The new Google Toolbar for Firefox lets you view documents and spreadsheets online, no matter if the files are on the web or on your hard disk. Picasa Web Albums hosts videos uploaded using Picasa, without the trouble of using Google Videos. Gmail has a player for MP3 attachments. The new Google Book Search includes a PDF reader, even though you can't use it for your files yet.
What if all these file types and many others were treated the same even if they're online or offline? You wouldn't need special programs to perform basic tasks, you might get advanced features available only in commercial applications (like OCR).
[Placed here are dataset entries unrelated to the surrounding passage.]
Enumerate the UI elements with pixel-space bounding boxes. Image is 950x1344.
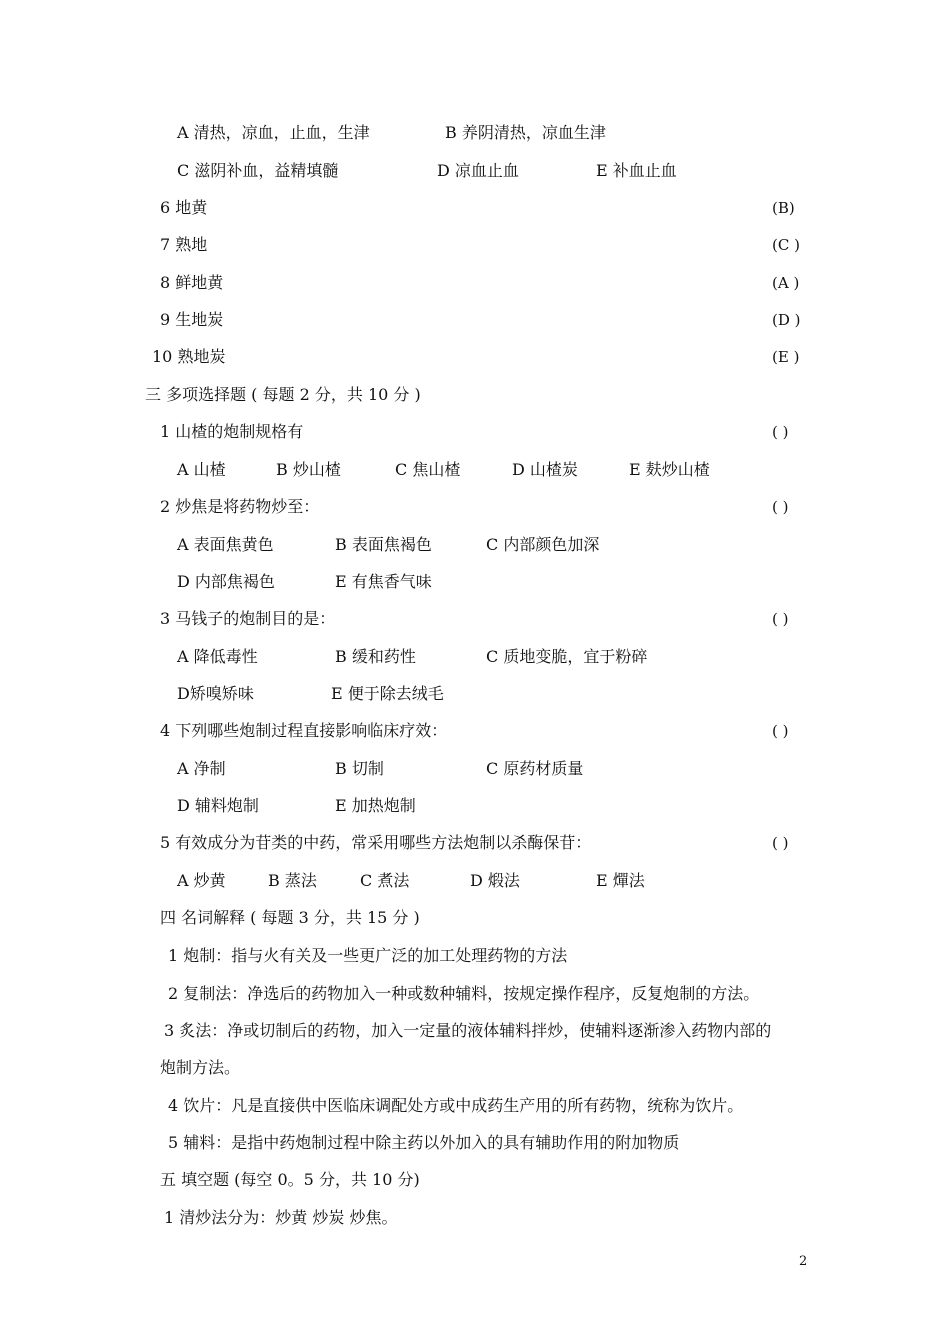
mc-answer-2: ( ) [772, 498, 789, 516]
answer-8: (A ) [772, 274, 800, 292]
page-number: 2 [799, 1254, 808, 1269]
mc2-option-c: C 内部颜色加深 [486, 535, 600, 554]
mc-question-4: 4 下列哪些炮制过程直接影响临床疗效： [160, 721, 448, 740]
mc5-option-d: D 煅法 [470, 871, 520, 890]
mc2-option-e: E 有焦香气味 [335, 572, 432, 591]
option-c: C 滋阴补血，益精填髓 [177, 161, 339, 180]
mc-answer-4: ( ) [772, 722, 789, 740]
mc1-option-a: A 山楂 [177, 460, 226, 479]
mc4-option-c: C 原药材质量 [486, 759, 584, 778]
answer-6: (B) [772, 199, 795, 217]
mc5-option-e: E 燀法 [596, 871, 645, 890]
mc5-option-c: C 煮法 [360, 871, 410, 890]
option-a: A 清热，凉血，止血，生津 [177, 123, 370, 142]
term-5: 5 辅料：是指中药炮制过程中除主药以外加入的具有辅助作用的附加物质 [168, 1133, 680, 1152]
mc3-option-b: B 缓和药性 [335, 647, 416, 666]
section-5-heading: 五 填空题 (每空 0。5 分，共 10 分) [160, 1170, 420, 1189]
question-6: 6 地黄 [160, 198, 208, 217]
option-e: E 补血止血 [596, 161, 677, 180]
mc4-option-e: E 加热炮制 [335, 796, 416, 815]
mc-answer-1: ( ) [772, 423, 789, 441]
question-7: 7 熟地 [160, 235, 208, 254]
answer-10: (E ) [772, 348, 800, 366]
answer-9: (D ) [772, 311, 801, 329]
mc3-option-e: E 便于除去绒毛 [331, 684, 444, 703]
term-1: 1 炮制：指与火有关及一些更广泛的加工处理药物的方法 [168, 946, 568, 965]
mc3-option-a: A 降低毒性 [177, 647, 258, 666]
mc2-option-d: D 内部焦褐色 [177, 572, 275, 591]
mc2-option-b: B 表面焦褐色 [335, 535, 432, 554]
mc3-option-c: C 质地变脆，宜于粉碎 [486, 647, 648, 666]
mc1-option-c: C 焦山楂 [395, 460, 461, 479]
mc-answer-5: ( ) [772, 834, 789, 852]
section-3-heading: 三 多项选择题 ( 每题 2 分，共 10 分 ) [145, 385, 421, 404]
term-2: 2 复制法：净选后的药物加入一种或数种辅料，按规定操作程序，反复炮制的方法。 [168, 984, 760, 1003]
mc5-option-a: A 炒黄 [177, 871, 226, 890]
mc5-option-b: B 蒸法 [268, 871, 317, 890]
mc2-option-a: A 表面焦黄色 [177, 535, 274, 554]
mc3-option-d: D矫嗅矫味 [177, 684, 254, 703]
term-4: 4 饮片：凡是直接供中医临床调配处方或中成药生产用的所有药物，统称为饮片。 [168, 1096, 744, 1115]
term-3-continued: 炮制方法。 [160, 1058, 241, 1077]
mc-answer-3: ( ) [772, 610, 789, 628]
mc-question-3: 3 马钱子的炮制目的是： [160, 609, 336, 628]
option-d: D 凉血止血 [437, 161, 519, 180]
mc-question-2: 2 炒焦是将药物炒至： [160, 497, 320, 516]
mc4-option-d: D 辅料炮制 [177, 796, 259, 815]
option-b: B 养阴清热，凉血生津 [445, 123, 606, 142]
term-3: 3 炙法：净或切制后的药物，加入一定量的液体辅料拌炒，使辅料逐渐渗入药物内部的 [164, 1021, 772, 1040]
mc4-option-a: A 净制 [177, 759, 226, 778]
question-8: 8 鲜地黄 [160, 273, 224, 292]
mc1-option-b: B 炒山楂 [276, 460, 341, 479]
answer-7: (C ) [772, 236, 800, 254]
mc1-option-e: E 麸炒山楂 [629, 460, 710, 479]
question-9: 9 生地炭 [160, 310, 224, 329]
mc1-option-d: D 山楂炭 [512, 460, 578, 479]
section-4-heading: 四 名词解释 ( 每题 3 分，共 15 分 ) [160, 908, 420, 927]
question-10: 10 熟地炭 [152, 347, 226, 366]
mc-question-5: 5 有效成分为苷类的中药，常采用哪些方法炮制以杀酶保苷： [160, 833, 592, 852]
mc-question-1: 1 山楂的炮制规格有 [160, 422, 304, 441]
fill-blank-1: 1 清炒法分为：炒黄 炒炭 炒焦。 [164, 1208, 398, 1227]
mc4-option-b: B 切制 [335, 759, 384, 778]
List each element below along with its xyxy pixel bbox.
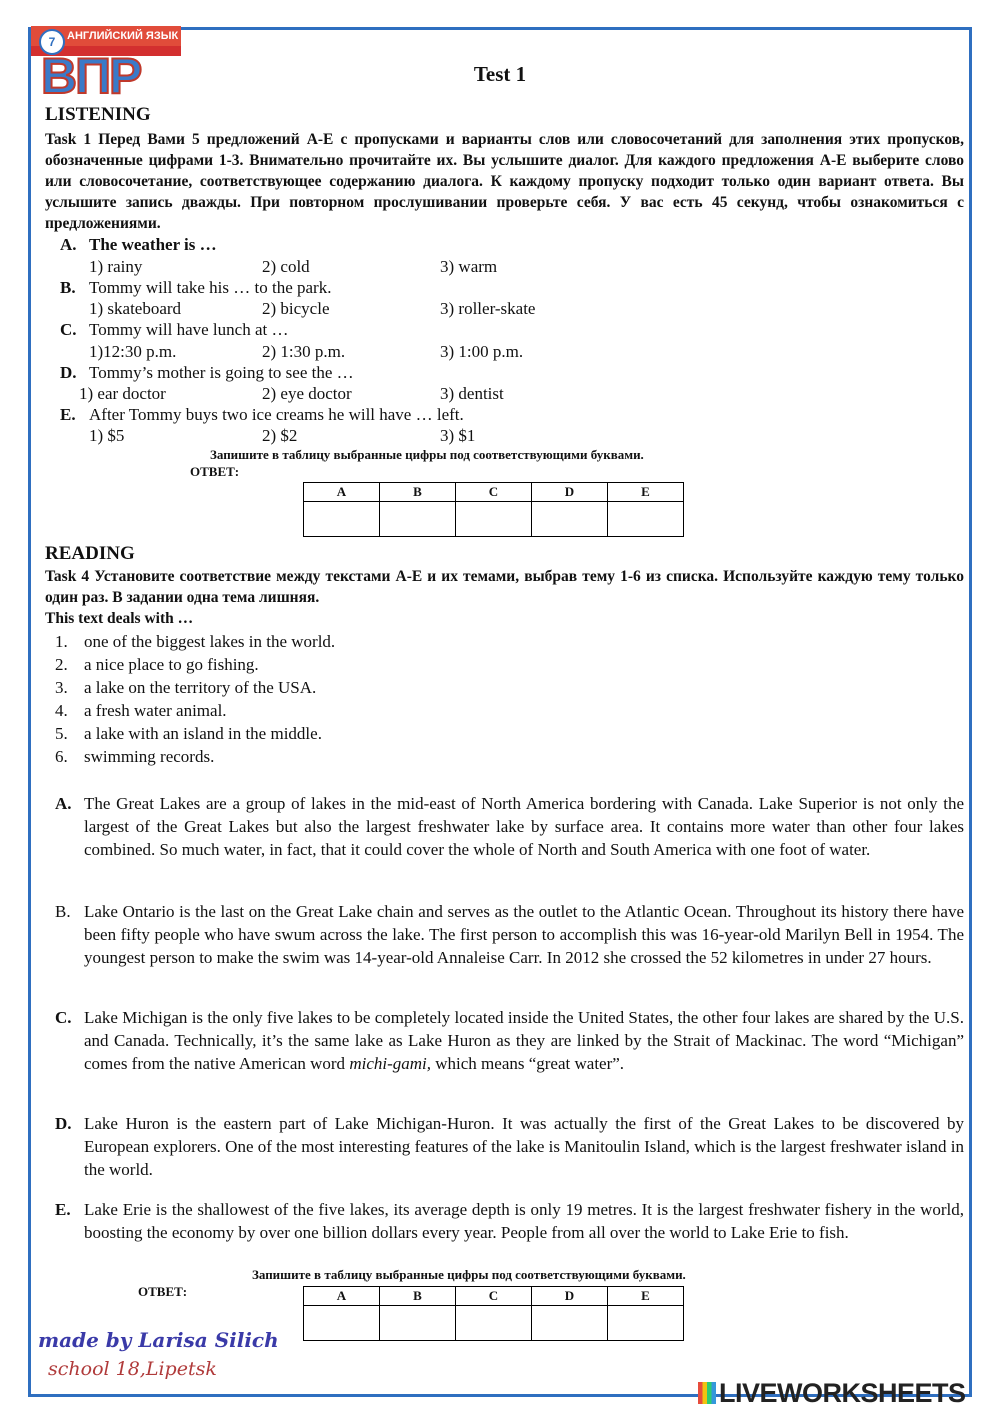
watermark-text: LIVEWORKSHEETS [719, 1378, 966, 1408]
theme-text: a fresh water animal. [84, 701, 227, 720]
text-letter: A. [55, 794, 72, 813]
option-3: 3) 1:00 p.m. [440, 342, 524, 361]
answer-label: ОТВЕТ: [190, 464, 240, 479]
answer-cell-a[interactable] [304, 502, 380, 537]
answer-instruction: Запишите в таблицу выбранные цифры под соответствующими буквами. [252, 1267, 686, 1282]
text-paragraph: Lake Ontario is the last on the Great Lake chain and serves as the outlet to the Atlantic Ocean. Throughout its history there have been fifty people who have swum across the lake. The first person to accomplish this was 16-year-old Marilyn Bell in 1954. The youngest person to make the swim was 14-year-old Annaleise Carr. In 2012 she crossed the 52 kilometres in under 27 hours. [84, 902, 964, 967]
answer-col-header: B [380, 1287, 456, 1306]
answer-col-header: A [304, 1287, 380, 1306]
option-3: 3) dentist [440, 384, 504, 403]
text-letter: C. [55, 1008, 72, 1027]
school-signature: school 18,Lipetsk [48, 1358, 217, 1380]
text-letter: D. [55, 1114, 72, 1133]
theme-number: 4. [55, 701, 68, 720]
text-letter: B. [55, 902, 71, 921]
option-1: 1)12:30 p.m. [89, 342, 177, 361]
text-italic: michi-gami, [349, 1054, 431, 1073]
question-letter: C. [60, 320, 77, 339]
answer-cell-a[interactable] [304, 1306, 380, 1341]
option-2: 2) bicycle [262, 299, 330, 318]
answer-col-header: E [608, 483, 684, 502]
answer-cell-c[interactable] [456, 502, 532, 537]
option-2: 2) 1:30 p.m. [262, 342, 346, 361]
answer-table [303, 482, 684, 537]
text-paragraph [84, 1006, 964, 1075]
liveworksheets-logo [698, 1378, 966, 1409]
answer-col-header: C [456, 1287, 532, 1306]
answer-label: ОТВЕТ: [138, 1284, 188, 1299]
answer-instruction: Запишите в таблицу выбранные цифры под соответствующими буквами. [210, 447, 644, 462]
logo-text: ВПР [41, 48, 141, 104]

You could share your files easily, edit them collaboratively and always have the latest version.
What if a small add-on like Google Toolbar could transfer all the processing burden to an Internet operating system? The Docs & Spreadsheets integration with Google Toolbar might just be the beginning.
What you're talking about is essentially a globally available persistent store (with versioning and access control laid on top).
ReplyDeleteCheck out http://www-systems.cs.st-and.ac.uk/wiki/ASA for a project doing roughly that (plus a bit more...).
Description: We envisage a global storage infrastructure that approximates a “Utopian” set of ideal characteristics: unbounded capacity; zero latency; zero cost; complete reliability; location independence; a simple interface for users; complete security; and provision of a complete historical archive. Clearly such a vision is not realisable in practice. Our approach to engineering a useful approximation involves designing a write-once log-structured storage layer operating above a peer-to-peer overlay network. Content-based addressing can be used to achieve location-independent access to data; replication of data “in the right place, at the right time” can be used to achieve reliability and low latency.